The coefficient for the treatment is biased until we include x_2. This illustrates how running a regression to estimate an average treatment effect is incorrect if we don’t include the confounding variables.

Collider variables

Now we insert a collider variable in to the mix. x3 can influence the treatment as well as the outcome.

n_samples = 1000
n_features = 3
treatment_binary = True

rand = np.random.default_rng(0)
x = rand.normal(loc=rand.normal(size=n_features), size=(n_samples, n_features))


if treatment_binary:
    t = rand.binomial(n=1, p=0.5, size=(n_samples, 1))
else:
    t = rand.normal(size=(n_samples, 1))
bias = rand.normal()
weights = rand.normal(size=(n_features + 1, 1))
y = bias + np.dot(np.concatenate([t, x], axis=1), weights) + rand.normal()
# collider variable
x[:, [2]] = y + 0.2 * t + 2*rand.normal(size=(n_samples, 1))
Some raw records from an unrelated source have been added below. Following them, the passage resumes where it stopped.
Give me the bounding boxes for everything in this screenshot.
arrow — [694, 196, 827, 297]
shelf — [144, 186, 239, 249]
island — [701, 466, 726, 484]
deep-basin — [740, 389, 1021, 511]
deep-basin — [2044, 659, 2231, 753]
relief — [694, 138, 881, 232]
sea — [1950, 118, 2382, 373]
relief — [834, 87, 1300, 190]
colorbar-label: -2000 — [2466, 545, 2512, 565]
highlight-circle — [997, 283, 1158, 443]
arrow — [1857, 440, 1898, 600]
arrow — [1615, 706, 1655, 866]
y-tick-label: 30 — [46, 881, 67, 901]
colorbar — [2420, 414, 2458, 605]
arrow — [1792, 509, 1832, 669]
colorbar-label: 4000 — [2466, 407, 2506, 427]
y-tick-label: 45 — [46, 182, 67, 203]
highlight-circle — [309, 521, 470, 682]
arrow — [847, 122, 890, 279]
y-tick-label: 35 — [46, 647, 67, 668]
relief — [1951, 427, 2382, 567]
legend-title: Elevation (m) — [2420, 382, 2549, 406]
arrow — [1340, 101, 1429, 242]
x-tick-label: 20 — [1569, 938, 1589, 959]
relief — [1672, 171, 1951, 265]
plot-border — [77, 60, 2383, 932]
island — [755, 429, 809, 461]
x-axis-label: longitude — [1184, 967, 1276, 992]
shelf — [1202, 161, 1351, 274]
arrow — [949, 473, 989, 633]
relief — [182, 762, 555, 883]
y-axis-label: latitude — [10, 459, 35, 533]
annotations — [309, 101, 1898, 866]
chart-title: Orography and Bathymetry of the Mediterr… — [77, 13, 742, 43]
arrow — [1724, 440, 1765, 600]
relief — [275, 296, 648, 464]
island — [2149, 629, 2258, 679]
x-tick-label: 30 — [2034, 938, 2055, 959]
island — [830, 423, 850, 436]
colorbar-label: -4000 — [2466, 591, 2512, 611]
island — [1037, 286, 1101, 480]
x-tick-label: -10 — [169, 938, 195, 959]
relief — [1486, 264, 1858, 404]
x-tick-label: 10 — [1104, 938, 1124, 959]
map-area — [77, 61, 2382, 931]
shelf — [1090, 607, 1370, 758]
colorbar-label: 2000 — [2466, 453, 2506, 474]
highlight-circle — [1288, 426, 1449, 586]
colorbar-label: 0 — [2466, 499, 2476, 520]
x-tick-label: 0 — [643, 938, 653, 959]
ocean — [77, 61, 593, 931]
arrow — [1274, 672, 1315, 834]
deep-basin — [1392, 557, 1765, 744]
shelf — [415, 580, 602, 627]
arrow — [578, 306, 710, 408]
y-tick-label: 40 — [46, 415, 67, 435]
x_cols = [f"x_{idx+1}" for idx in range(3)]
t_col = "t"
y_col = "y"
df = pd.DataFrame(x, columns=x_cols)
df[t_col] = t
df[y_col] = y
df = df[[y_col, t_col] + x_cols]

causal_graph = """
digraph {
    t -> y;
    x1 -> y;
    x2 -> y;
    t -> x3;
    y -> x3;
}
"""

model = CausalModel(
    data=df, graph=causal_graph.replace("\n", " "), treatment=t_col, outcome=y_col
)
model.view_model()
display(Image(filename="causal_model.png"))

png

# fit linear regression with adding a feature at a time
import sklearn.linear_model

fitted_bias = []
fitted_coef = []
for idx in range(n_features + 1):
    model = sklearn.linear_model.LinearRegression()
    model.fit(df[[t_col] + x_cols[:idx]], df[y_col])
    fitted_bias.append(model.intercept_)
    fitted_coef.append(model.coef_)

print("\n")
print("True weights:")
print(bias, weights)


df_coef = pd.DataFrame(fitted_coef, columns=[t_col] + x_cols)
df_coef["bias"] = fitted_bias
df_coef

True weights:
2.0066816575193047 [[ 1.64781487]
 [-0.30894266]
 [-1.6550682 ]
 [-1.02182841]]

	t	x_1	x_2	x_3	bias
0	1.519434	NaN	NaN	NaN	1.408745
1	1.529226	-0.282864	NaN	NaN	1.410615
2	1.660679	-0.300862	-1.637047	NaN	1.176271
3	1.258854	-0.238477	-1.278788	0.217041	0.902449

Here we see when we include x_3, the collider variable, we can a biased coefficient for the treatment. This shows how including variables which are caused by the treatment and the outcome will cause incorrect estimations of average treatment effects.

Conclusion

Make sure you add the confounders, but not the colliders!